His paper began,”A method of of photography in colour which, by a single snapshot exposure, gives negatives from which colour prints can be made with the simplicity of bromide prints, is an ideal for which the world is expectantly waiting. To our knowledge such a process does not exist, but we are going to demonstrate a process this evening which, we believe, is a large step in the direction of this ideal and is we claim, the simplest known process of obtaining colour prints on paper.”
Now you may be wondering what this has to do with “green shoots”. Well, if you will bear with a little more biography, I’ll get to it.
My father left school at fourteen and worked for a while in an engineering works and lived in digs (lodgings). During much of that time he was poor, dirty and cold – a condition he spent the rest of his life trying (and succeeding) to avoid. Then, thanks to a pushy mum, he joined the Royal Aircraft Establishment as an apprentice. One of his tutors advised him that colour photography looked a promising new area to pursue, which led to him presenting this paper in 1928. In 1935 he was recruited to set up Technicolor UK, where he ended up as Managing Director for several decades.

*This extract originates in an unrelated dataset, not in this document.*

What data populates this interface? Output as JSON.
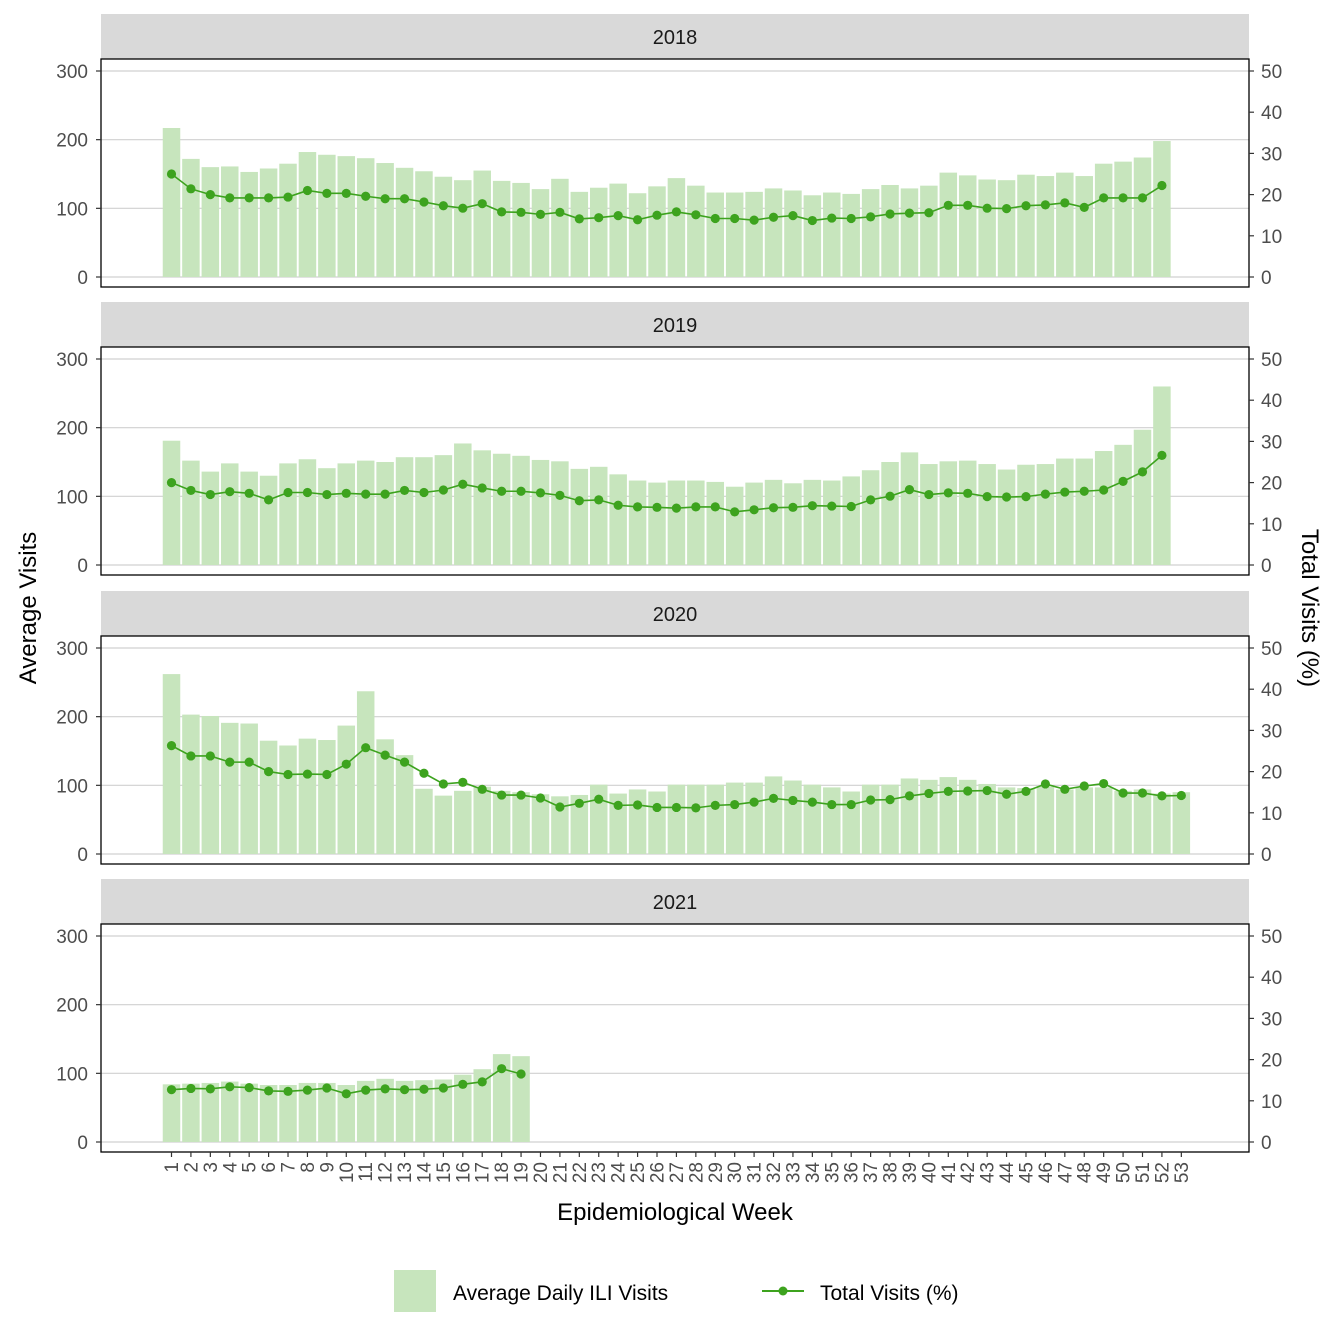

Now I had known for some years that here in the UK, and no doubt in other places too, the years of the Great Depression were good years, prosperous years for some. Stupidly, until a few days ago that was just interesting fact for me. I hadn’t made the biographical connection. For my dad they were good years, an opportunity for social mobility, a growing career in a growing industry.
So, despite the barrage of offers to “beat the Credit Crunch”, and all the rest of the eager cries of doom and gloom from the commentators, who hadn’t seen it coming, the reality is that a lot of people are going to do just fine in these “difficult time”. If you’ve got a job and the right kind of mortgage you might even be better off than you were last year.
For those of us in a shakier position, particularly if you are young, I say look for the green shoots, “the ideal for which the world is expectantly waiting”, whatever it may be, for there will be some, just as there were in the Thirties.